Naluri dan rasa kasih sayang dibutuhkan dalam mengasuh anak. Naluri yang kuat memudahkan kita mengenal karakter anak kita. Kepekaan terhadap perasaan si kecil akan semakin meningkat seiring bertambahnya rasa sayang kita.

Cara membentuk karakter anak
Cara membentuk karakter anak (Ilustrasi/pixabay)
  1. Teman Curhat

Ketika masih kanak-kanak biasanya anak sering bercerita dan berceloteh tentang pengalaman barunya. Saat itu, jadilah pendengar yang baik serta pahami setiap makna dari ceritanya dan perubahan emosinya. Ketika ia bercerita, Anda menjadi tahu bahwa ia memiliki karakter yang ceria, pendiam, ataukah serius. Pengetahuan akan karakter yang dimiliki anak merupakan modal besar untuk mengembangkan bakat dan potensinya.
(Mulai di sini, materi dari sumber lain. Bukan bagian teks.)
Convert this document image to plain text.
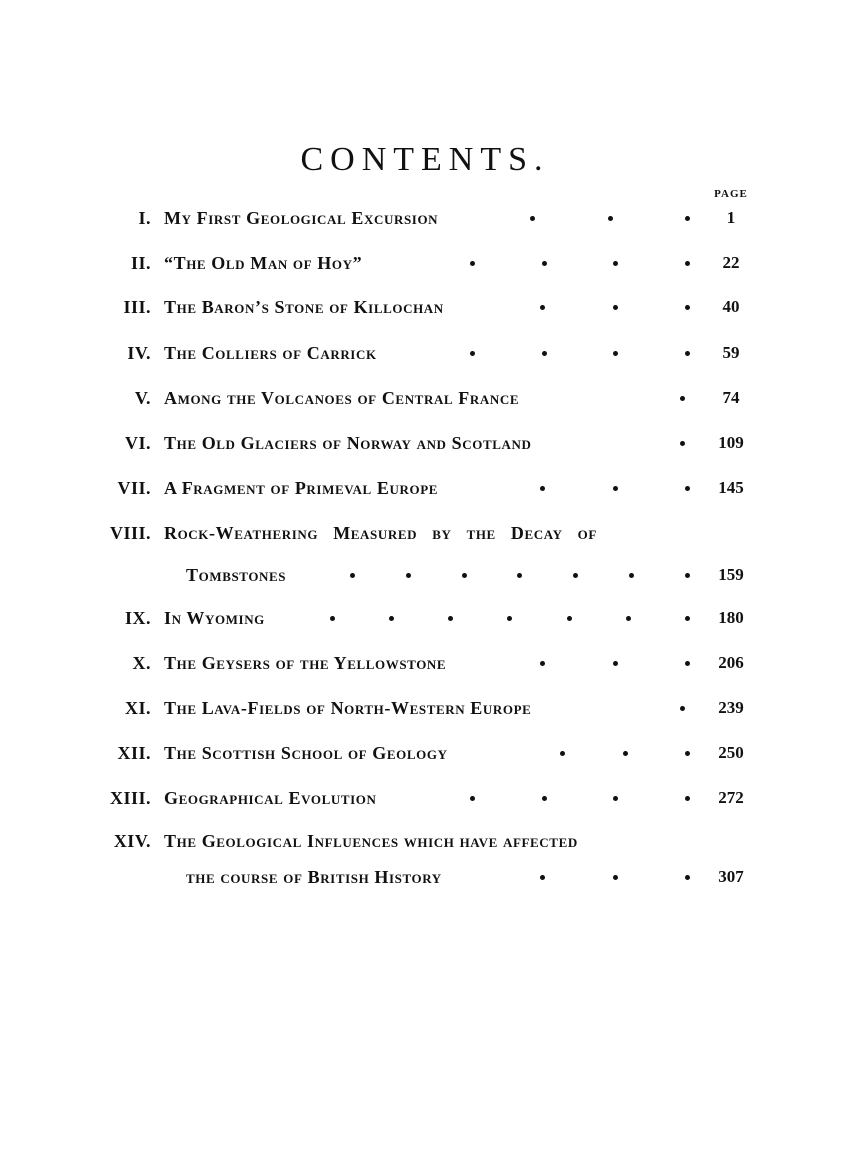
CONTENTS.
PAGE
I. My First Geological Excursion	1
II. “The Old Man of Hoy”	22
III. The Baron’s Stone of Killochan	40
IV. The Colliers of Carrick	59
V. Among the Volcanoes of Central France	74
VI. The Old Glaciers of Norway and Scotland	109
VII. A Fragment of Primeval Europe	145
VIII. Rock-Weathering Measured by the Decay of
Tombstones	159
IX. In Wyoming	180
X. The Geysers of the Yellowstone	206
XI. The Lava-Fields of North-Western Europe	239
XII. The Scottish School of Geology	250
XIII. Geographical Evolution	272
XIV. The Geological Influences which have affected
the course of British History	307
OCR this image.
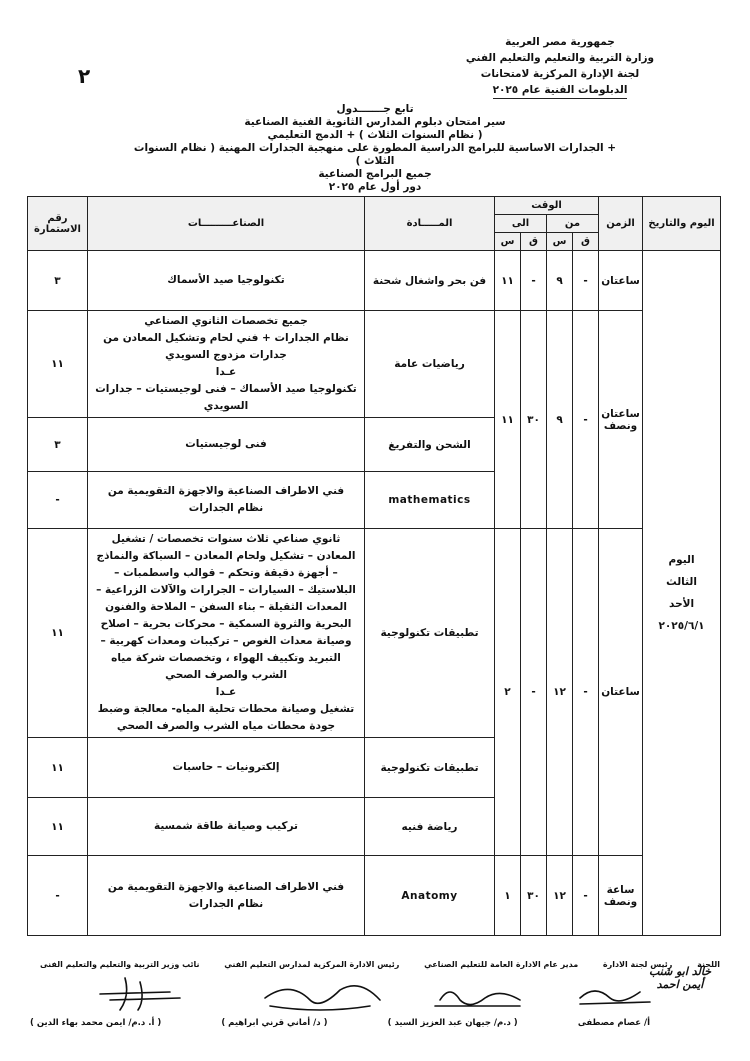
جمهورية مصر العربية
وزارة التربية والتعليم والتعليم الفني
لجنة الإدارة المركزية لامتحانات
الدبلومات الفنية عام ٢٠٢٥
٢
تابع جـــــــدول
سير امتحان دبلوم المدارس الثانوية الفنية الصناعية
( نظام السنوات الثلاث ) + الدمج التعليمي
+ الجدارات الاساسية للبرامج الدراسية المطورة على منهجية الجدارات المهنية ( نظام السنوات الثلاث )
جميع البرامج الصناعية
دور أول عام ٢٠٢٥
اليوم والتاريخ	الزمن	الوقت				المـــــادة	الصناعـــــــــات	رقم الاستمارة
		من		الى				
		ق	س	ق	س			

اليوم
الثالث
الأحد
٢٠٢٥/٦/١	ساعتان	-	٩	-	١١	فن بحر واشغال شحنة	تكنولوجيا صيد الأسماك	٣
	ساعتان ونصف	-	٩	٣٠	١١	رياضيات عامة	جميع تخصصات الثانوي الصناعي
نظام الجدارات + فني لحام وتشكيل المعادن من جدارات مزدوج السويدي
عـدا
تكنولوجيا صيد الأسماك – فنى لوجيستيات – جدارات السويدي	١١
						الشحن والتفريغ	فنى لوجيستيات	٣
						mathematics	فني الاطراف الصناعية والاجهزة التقويمية من نظام الجدارات	-
	ساعتان	-	١٢	-	٢	تطبيقات تكنولوجية	ثانوي صناعي ثلاث سنوات تخصصات / تشغيل المعادن – تشكيل ولحام المعادن – السباكة والنماذج – أجهزة دقيقة وتحكم – قوالب واسطمبات – البلاستيك – السيارات – الجرارات والآلات الزراعية – المعدات الثقيلة – بناء السفن – الملاحة والفنون البحرية والثروة السمكية – محركات بحرية – اصلاح وصيانة معدات الغوص – تركيبات ومعدات كهربية – التبريد وتكييف الهواء ، وتخصصات شركة مياه الشرب والصرف الصحي
عـدا
تشغيل وصيانة محطات تحلية المياه- معالجة وضبط جودة محطات مياه الشرب والصرف الصحي	١١
						تطبيقات تكنولوجية	إلكترونيات – حاسبات	١١
						رياضة فنيه	تركيب وصيانة طاقة شمسية	١١
	ساعة ونصف	-	١٢	٣٠	١	Anatomy	فني الاطراف الصناعية والاجهزة التقويمية من نظام الجدارات	-
اللجنة
رئيس لجنة الادارة
مدير عام الادارة العامة للتعليم الصناعي
رئيس الادارة المركزية لمدارس التعليم الفني
نائب وزير التربية والتعليم والتعليم الفنى
خالد ابو شنب
أيمن احمد
أ/ عصام مصطفى
( د.م/ جيهان عبد العزيز السيد )
( د/ أماني قرني ابراهيم )
( أ. د.م/ ايمن محمد بهاء الدين )
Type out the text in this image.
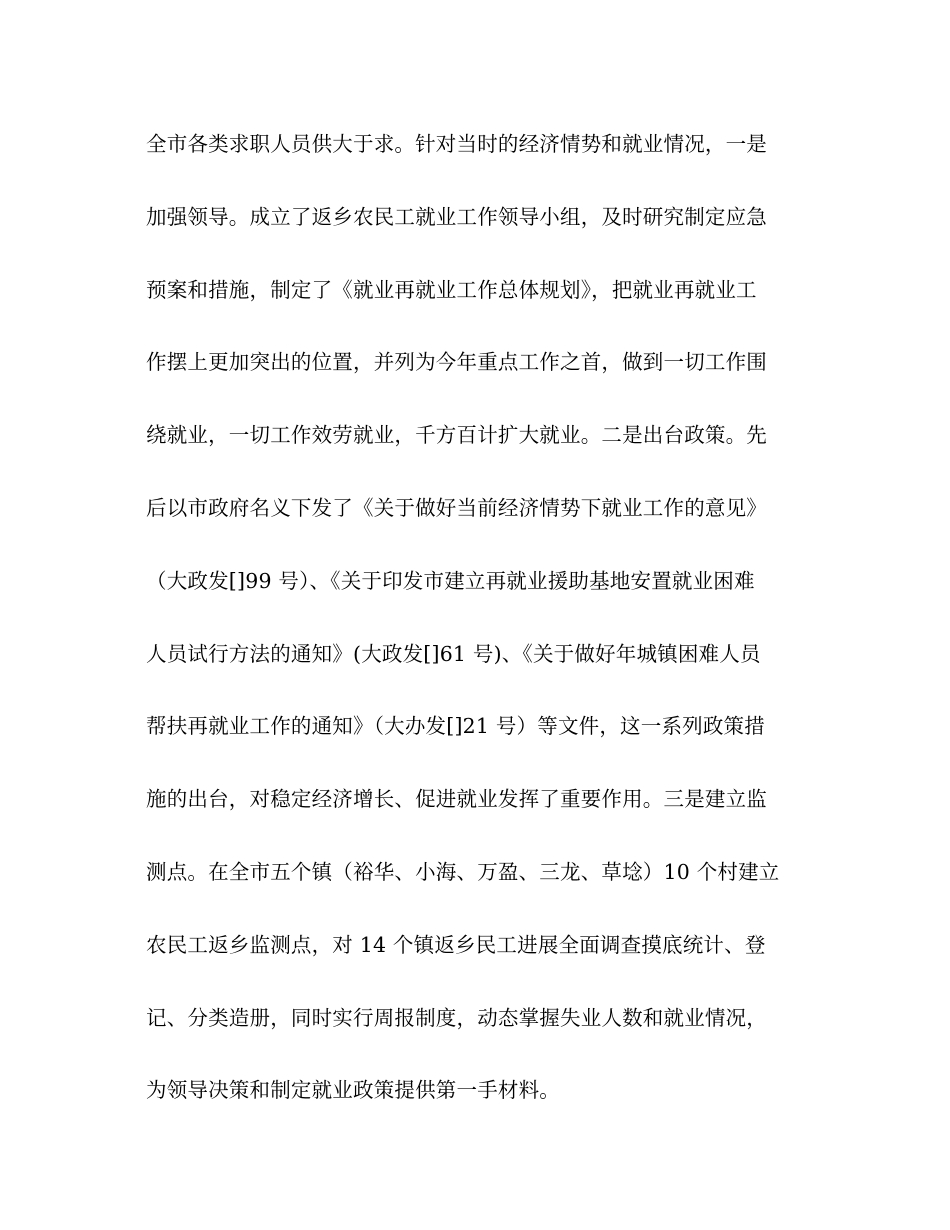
全市各类求职人员供大于求。针对当时的经济情势和就业情况，一是
加强领导。成立了返乡农民工就业工作领导小组，及时研究制定应急
预案和措施，制定了《就业再就业工作总体规划》，把就业再就业工
作摆上更加突出的位置，并列为今年重点工作之首，做到一切工作围
绕就业，一切工作效劳就业，千方百计扩大就业。二是出台政策。先
后以市政府名义下发了《关于做好当前经济情势下就业工作的意见》
（大政发[]99 号）、《关于印发市建立再就业援助基地安置就业困难
人员试行方法的通知》(大政发[]61 号)、《关于做好年城镇困难人员
帮扶再就业工作的通知》（大办发[]21 号）等文件，这一系列政策措
施的出台，对稳定经济增长、促进就业发挥了重要作用。三是建立监
测点。在全市五个镇（裕华、小海、万盈、三龙、草埝）10 个村建立
农民工返乡监测点，对 14 个镇返乡民工进展全面调查摸底统计、登
记、分类造册，同时实行周报制度，动态掌握失业人数和就业情况，
为领导决策和制定就业政策提供第一手材料。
Ajarkan perilaku berbagi perasaan dan permasalahan agar kelak ia jadi individu yang terbuka. Ketika Anda menemukan suatu permasalahan dalam hidup anak, Anda harusnya ikut membantu menyelesaikan permasalahan itu. Karena bahkan kita sebagai orang dewasa tidak bisa menyelesaikan permasalahan kita sendiri. Untuk itu, jadilah partner yang dapat dipercaya.

  1. Teman Belajar

Setiap anak memiliki hobi yang berbeda-beda. Ada yang menyukai musik, suka berkebun, suka olahraga, atau suka pelajaran eksak. Anda seharusnya tahu apa yang diinginkan anak, karena mungkin saja bakat anak terdapat di bidang tersebut. Semua hal menyenangkan terjadi karena kita menyukainya. Jadi, sebisa mungkin dekatkan anak dengan hobinya. Apalagi ketika ia sudah menginjak usia remaja, Anda harus mampu mendorong kepercayaan dirinya untuk mengikuti ekstrakulikuler yang sesuai dengan hobinya. Hal ini diperlukan untuk mengasah bakat dan kemampuan terpendamnya.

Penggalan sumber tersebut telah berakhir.